L’affaire Petruzzelli ha rappresentato un evento senza precedenti nella già complessa e spietata storia dell’italico malaffare: il salto di qualità epocale di una criminalità che per la prima volta ha avuto il “coraggio” di colpire il simbolo e il patrimonio stesso di una regione intera. I lunghi anni di processi e inchieste giudiziarie non sono riusciti a dare un volto ai mandanti di quella barbarie. Dopo oltre tre lustri, i due esecutori materiali di quel terribile incendio, Giuseppe Mesto e Francesco Lepore (condannati con sentenze definitive), sono gli unici ad aver pagato per le loro colpe. Crimini senza colpevoli, in un turbinio di affari e speculazioni che ha rafforzato ancor di più, se mai ce ne fosse stato bisogno, quell’impronta levantina (nell’accezione più negativa del termine) di una Bari condannata dalla storia ad una decadenza lenta e inesorabile. Nel passato pericoli e predatori venivano di solito dal mare, oggi sembrano radicati nel cuore stesso della città. Una città caratterizzata da sempre da una scarsa memoria, in cui sono in tanti però a sentire bruciare sotto la pelle il dolore di una perdita incolmabile.
Oggi, a distanza di quasi un ventennio, il Teatro riapre, con vanto e orgoglio del sindaco Emiliano, felice (seppur con dieci mesi di ritardo) di aver restituito alla città quello che per quasi un secolo ha rappresentato il fiore all’occhiello del capoluogo adriatico.

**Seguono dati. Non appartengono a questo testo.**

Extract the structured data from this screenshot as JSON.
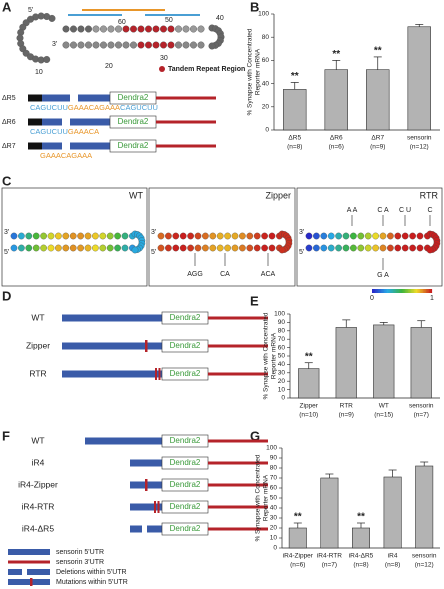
{
  "panel_labels": [
    "A",
    "B",
    "C",
    "D",
    "E",
    "F",
    "G"
  ],
  "panel_a": {
    "ends": [
      "5'",
      "3'"
    ],
    "positions": [
      "10",
      "20",
      "30",
      "40",
      "50",
      "60"
    ],
    "legend": "Tandem Repeat Region",
    "reporter": "Dendra2",
    "constructs": [
      {
        "name": "ΔR5",
        "segments": [
          "CAGUCUU",
          "GAAACAGAAA",
          "CAGUCUU"
        ]
      },
      {
        "name": "ΔR6",
        "segments": [
          "CAGUCUU",
          "GAAACA"
        ]
      },
      {
        "name": "ΔR7",
        "segments": [
          "GAAACAGAAA"
        ]
      }
    ]
  },
  "panel_c": {
    "structures": [
      "WT",
      "Zipper",
      "RTR"
    ],
    "ends": [
      "3'",
      "5'"
    ],
    "zipper_mutations": [
      "AGG",
      "CA",
      "ACA"
    ],
    "rtr_mutations": [
      "A A",
      "C A",
      "C U",
      "C",
      "G A"
    ],
    "scale": [
      0,
      1
    ]
  },
  "panel_d": {
    "constructs": [
      "WT",
      "Zipper",
      "RTR"
    ],
    "reporter": "Dendra2"
  },
  "panel_f": {
    "constructs": [
      "WT",
      "iR4",
      "iR4-Zipper",
      "iR4-RTR",
      "iR4-ΔR5"
    ],
    "reporter": "Dendra2",
    "legend": [
      "sensorin 5'UTR",
      "sensorin 3'UTR",
      "Deletions within 5'UTR",
      "Mutations within 5'UTR"
    ]
  },
  "chart_data": [
    {
      "type": "bar",
      "y_label": [
        "% Synapse with Concentrated",
        "Reporter mRNA"
      ],
      "color": "#b3b3b3",
      "categories": [
        "ΔR5",
        "ΔR6",
        "ΔR7",
        "sensorin"
      ],
      "sample_sizes": [
        "(n=8)",
        "(n=6)",
        "(n=9)",
        "(n=12)"
      ],
      "values": [
        35,
        52,
        52,
        89
      ],
      "errors": [
        6,
        8,
        11,
        2
      ],
      "significance": [
        "**",
        "**",
        "**",
        null
      ],
      "ylim": [
        0,
        100
      ],
      "yticks": [
        0,
        20,
        40,
        60,
        80,
        100
      ]
    },
    {
      "type": "bar",
      "y_label": [
        "% Synapse with Concentrated",
        "Reporter mRNA"
      ],
      "color": "#b3b3b3",
      "categories": [
        "Zipper",
        "RTR",
        "WT",
        "sensorin"
      ],
      "sample_sizes": [
        "(n=10)",
        "(n=9)",
        "(n=15)",
        "(n=7)"
      ],
      "values": [
        35,
        84,
        87,
        84
      ],
      "errors": [
        7,
        9,
        3,
        8
      ],
      "significance": [
        "**",
        null,
        null,
        null
      ],
      "ylim": [
        0,
        100
      ],
      "yticks": [
        0,
        10,
        20,
        30,
        40,
        50,
        60,
        70,
        80,
        90,
        100
      ]
    },
    {
      "type": "bar",
      "y_label": [
        "% Synapse with Concentrated",
        "Reporter mRNA"
      ],
      "color": "#b3b3b3",
      "categories": [
        "iR4-Zipper",
        "iR4-RTR",
        "iR4-ΔR5",
        "iR4",
        "sensorin"
      ],
      "sample_sizes": [
        "(n=6)",
        "(n=7)",
        "(n=8)",
        "(n=8)",
        "(n=12)"
      ],
      "values": [
        20,
        70,
        20,
        71,
        82
      ],
      "errors": [
        5,
        4,
        5,
        7,
        4
      ],
      "significance": [
        "**",
        null,
        "**",
        null,
        null
      ],
      "ylim": [
        0,
        100
      ],
      "yticks": [
        0,
        10,
        20,
        30,
        40,
        50,
        60,
        70,
        80,
        90,
        100
      ]
    }
  ]
}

Peccato che la prima di questa sera, con il maestro Fabio Mastrangelo a dirigere la Nona sinfonia di Beethoven, abbia più l’aspetto di uno spot elettorale e di un vernissage politico che la vera festa di una cittadinanza tenuta a debita distanza da un evento che in molti hanno accolto con evidente disappunto.
Per loro, ormai assuefatti alle lunghe attese, ci sarà tempo per riappropriarsi del Petruzzelli, così come per la Giustizia. Viene alla mente un vecchio adagio mediorientale che asserisce che la verità ha il passo lento, ma quando arriva illumina.
Sarà vero anche a queste latitudini?!